Vacuum Horsepower and Table Size

Rough ideas about vacuum pump sizing and setup for CNC hold-down purposes. April 21, 2011

Question
I'm examining all the options to add big vacuum so I can run a bleeder board on my 50" square table. It looks like a Roots can pull a couple more inches of vacuum than a regenerative blower with a lot of flow for the horsepower. I'd be interested to hear from anybody who's running one. How many HP, what size table, etc.

Forum Responses
(CNC Forum)
From contributor R:
I use a 15HP Roots on my 4x8 table with 5 zones. Works good if the spoil board is kept surfaced. You also need the bed to be set up right with a gasket and the edge of the spoil board sealed. The blower is very loud and exhausts hot air. Mine is under my CNC - not a good place for it.



From the original questioner:
Wow! 4x8 with 15HP! That's definitely what I'd call efficient! Do you have a gauge to monitor vacuum? Also, did you get the vac system with the machine, buy it packaged and ready to run, or engineer and assemble it yourself? Thanks - I hope your machine's making money today.


From contributor R:
I do have a gauge. With a fresh surfaced spoil board and a sheet of melamine the blower will pop on the safety relief valve intermittently till I start to cut through the melamine. That is at 14". When I run the spoil board for a while I need to use the zone valves more to keep enough vacuum for small parts. The blower was from my CNC manufacturer but the table and piping was self-engineered. Some research, taking ideas from others. The table works well.


From contributor A:
5 x 10 table. 20hp Roots, lightweight MDF for a spoil board. Holds nested cabinet parts very well, even with 4x8 sheets and not closing off the open space on the table. Noisy as hell though.


From contributor J:
20 hp - 5x12. No problems nesting. Keep spoil board surfaced.


From contributor C:
I have 2 vacuum systems that have a Roots blower feeding into a backing high pressure pump. Anyone ever try one of these? One unit is rated at 400cfm, max pressure 26hg, blower has 5hp, backer has 6hp.
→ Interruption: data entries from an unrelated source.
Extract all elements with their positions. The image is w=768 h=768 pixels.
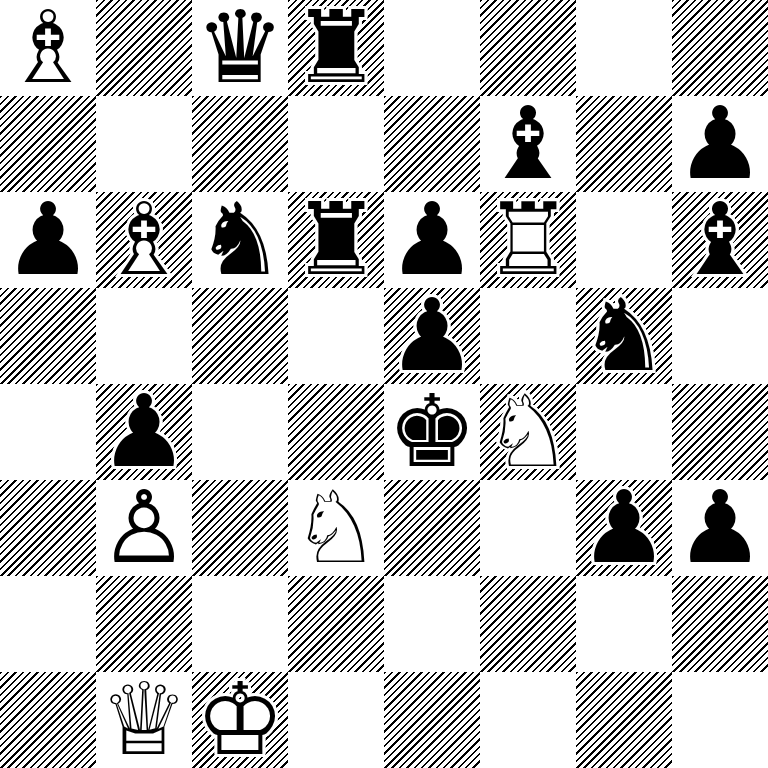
black-pawn-halo: ♟ (384, 192, 480, 288)
white-pawn-piece: ♙ (96, 480, 192, 576)
black-pawn-halo: ♟ (576, 480, 672, 576)
white-knight-piece: ♘ (288, 480, 384, 576)
black-pawn-piece: ♟ (96, 384, 192, 480)
black-king-piece: ♚ (384, 384, 480, 480)
black-knight-piece: ♞ (192, 192, 288, 288)
square-c6[interactable]: ♞♞ (192, 192, 288, 288)
square-h5[interactable] (672, 288, 768, 384)
white-rook-halo: ♜ (480, 192, 576, 288)
black-pawn-piece: ♟ (672, 480, 768, 576)
white-queen-piece: ♕ (96, 672, 192, 768)
square-b6[interactable]: ♝♗ (96, 192, 192, 288)
square-g4[interactable] (576, 384, 672, 480)
black-knight-halo: ♞ (576, 288, 672, 384)
square-a1[interactable] (0, 672, 96, 768)
square-h4[interactable] (672, 384, 768, 480)
square-g6[interactable] (576, 192, 672, 288)
black-pawn-piece: ♟ (576, 480, 672, 576)
white-bishop-halo: ♝ (96, 192, 192, 288)
black-pawn-piece: ♟ (672, 96, 768, 192)
square-b8[interactable] (96, 0, 192, 96)
square-f4[interactable]: ♞♘ (480, 384, 576, 480)
square-a5[interactable] (0, 288, 96, 384)
square-b7[interactable] (96, 96, 192, 192)
square-f8[interactable] (480, 0, 576, 96)
black-pawn-halo: ♟ (672, 96, 768, 192)
square-f1[interactable] (480, 672, 576, 768)
square-d5[interactable] (288, 288, 384, 384)
white-bishop-piece: ♗ (96, 192, 192, 288)
square-c4[interactable] (192, 384, 288, 480)
square-b4[interactable]: ♟♟ (96, 384, 192, 480)
square-b1[interactable]: ♛♕ (96, 672, 192, 768)
black-pawn-piece: ♟ (384, 192, 480, 288)
square-a7[interactable] (0, 96, 96, 192)
square-d7[interactable] (288, 96, 384, 192)
white-rook-piece: ♖ (480, 192, 576, 288)
square-a6[interactable]: ♟♟ (0, 192, 96, 288)
black-queen-piece: ♛ (192, 0, 288, 96)
square-a8[interactable]: ♝♗ (0, 0, 96, 96)
black-bishop-piece: ♝ (672, 192, 768, 288)
square-f7[interactable]: ♝♝ (480, 96, 576, 192)
square-h8[interactable] (672, 0, 768, 96)
square-e1[interactable] (384, 672, 480, 768)
white-king-halo: ♚ (192, 672, 288, 768)
square-b2[interactable] (96, 576, 192, 672)
white-knight-halo: ♞ (480, 384, 576, 480)
square-h6[interactable]: ♝♝ (672, 192, 768, 288)
white-knight-halo: ♞ (288, 480, 384, 576)
black-bishop-halo: ♝ (480, 96, 576, 192)
white-king-piece: ♔ (192, 672, 288, 768)
square-a3[interactable] (0, 480, 96, 576)
square-f2[interactable] (480, 576, 576, 672)
square-g1[interactable] (576, 672, 672, 768)
square-e8[interactable] (384, 0, 480, 96)
white-pawn-halo: ♟ (96, 480, 192, 576)
black-rook-piece: ♜ (288, 192, 384, 288)
square-g2[interactable] (576, 576, 672, 672)
square-h2[interactable] (672, 576, 768, 672)
black-rook-piece: ♜ (288, 0, 384, 96)
white-bishop-halo: ♝ (0, 0, 96, 96)
square-d8[interactable]: ♜♜ (288, 0, 384, 96)
square-c5[interactable] (192, 288, 288, 384)
square-e3[interactable] (384, 480, 480, 576)
square-g3[interactable]: ♟♟ (576, 480, 672, 576)
black-queen-halo: ♛ (192, 0, 288, 96)
black-pawn-piece: ♟ (0, 192, 96, 288)
square-f5[interactable] (480, 288, 576, 384)
square-f6[interactable]: ♜♖ (480, 192, 576, 288)
square-e5[interactable]: ♟♟ (384, 288, 480, 384)
square-a4[interactable] (0, 384, 96, 480)
square-d1[interactable] (288, 672, 384, 768)
square-d3[interactable]: ♞♘ (288, 480, 384, 576)
black-pawn-piece: ♟ (384, 288, 480, 384)
white-knight-piece: ♘ (480, 384, 576, 480)
square-d4[interactable] (288, 384, 384, 480)
black-rook-halo: ♜ (288, 0, 384, 96)
square-b3[interactable]: ♟♙ (96, 480, 192, 576)
chess-board: ♝♗♛♛♜♜♝♝♟♟♟♟♝♗♞♞♜♜♟♟♜♖♝♝♟♟♞♞♟♟♚♚♞♘♟♙♞♘♟♟… (0, 0, 768, 768)
square-a2[interactable] (0, 576, 96, 672)
square-f3[interactable] (480, 480, 576, 576)
square-d2[interactable] (288, 576, 384, 672)
square-h3[interactable]: ♟♟ (672, 480, 768, 576)
square-c7[interactable] (192, 96, 288, 192)
black-knight-piece: ♞ (576, 288, 672, 384)
black-pawn-halo: ♟ (384, 288, 480, 384)
square-c1[interactable]: ♚♔ (192, 672, 288, 768)
black-king-halo: ♚ (384, 384, 480, 480)
white-bishop-piece: ♗ (0, 0, 96, 96)
black-pawn-halo: ♟ (96, 384, 192, 480)
black-rook-halo: ♜ (288, 192, 384, 288)
square-h1[interactable] (672, 672, 768, 768)
square-g8[interactable] (576, 0, 672, 96)
square-b5[interactable] (96, 288, 192, 384)
square-h7[interactable]: ♟♟ (672, 96, 768, 192)
black-bishop-halo: ♝ (672, 192, 768, 288)
square-g5[interactable]: ♞♞ (576, 288, 672, 384)
square-e2[interactable] (384, 576, 480, 672)
black-pawn-halo: ♟ (0, 192, 96, 288)
black-bishop-piece: ♝ (480, 96, 576, 192)
square-e6[interactable]: ♟♟ (384, 192, 480, 288)
black-knight-halo: ♞ (192, 192, 288, 288)
white-queen-halo: ♛ (96, 672, 192, 768)
black-pawn-halo: ♟ (672, 480, 768, 576)
square-c3[interactable] (192, 480, 288, 576)
square-e4[interactable]: ♚♚ (384, 384, 480, 480)
square-g7[interactable] (576, 96, 672, 192)
square-c2[interactable] (192, 576, 288, 672)
square-e7[interactable] (384, 96, 480, 192)
square-c8[interactable]: ♛♛ (192, 0, 288, 96)
square-d6[interactable]: ♜♜ (288, 192, 384, 288)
From the original questioner:
Thanks for bringing this up. Can you give us a little more info? Are these 2 systems just stuff you have lying around? Do you have a router to try them on? I have, in fact, considered linking up my 5 horse Becker vane pump with a Roots booster, but I still don't know if I can use any and all Roots blowers for this, and what the control requirements are as far as whether the pumps can start simultaneously, relief valves, etc.


From contributor E:
I use a Sutorbilt running on a 7.5hp motor. I use it on a 5x8 table. It gets just under 15" at around 170 cfm (I believe most typical lobes only do around 15" max and cfm rises with HP increase). I made a relief valve that keeps it around 14". Did a full sheet of 5" diameter circles from Sintra the other day with no problem. It is loud and hot, however. I use this setup because I have neither the 3 phase nor amperage for a converter to run much of anything better.


From contributor C:
From what research I have done, how these multi stage pumps work is based on Bolye's Law, i.e. if you compress a gas (air) by X factor you decrease the volume by the same. So the blower on top takes in say 300cfm, compresses it to 8psi (16"hg) and the backing pump only has to move 300/8 =37.5 cfm to keep up. That said, with your 50x50 table, a 5hp Busch pump would do pretty good for parts down to 1sq ft. The oil-filled vane pumps are pretty quiet.


From contributor P:
The Roots style such as the screw vacuum pumps are the way to go in my opinion. Much more positive displacement, and they are louder for sure. The rotary vane units are okay - less expensive, but don't seem to be able to pull as high of vacuum. You get what you pay for.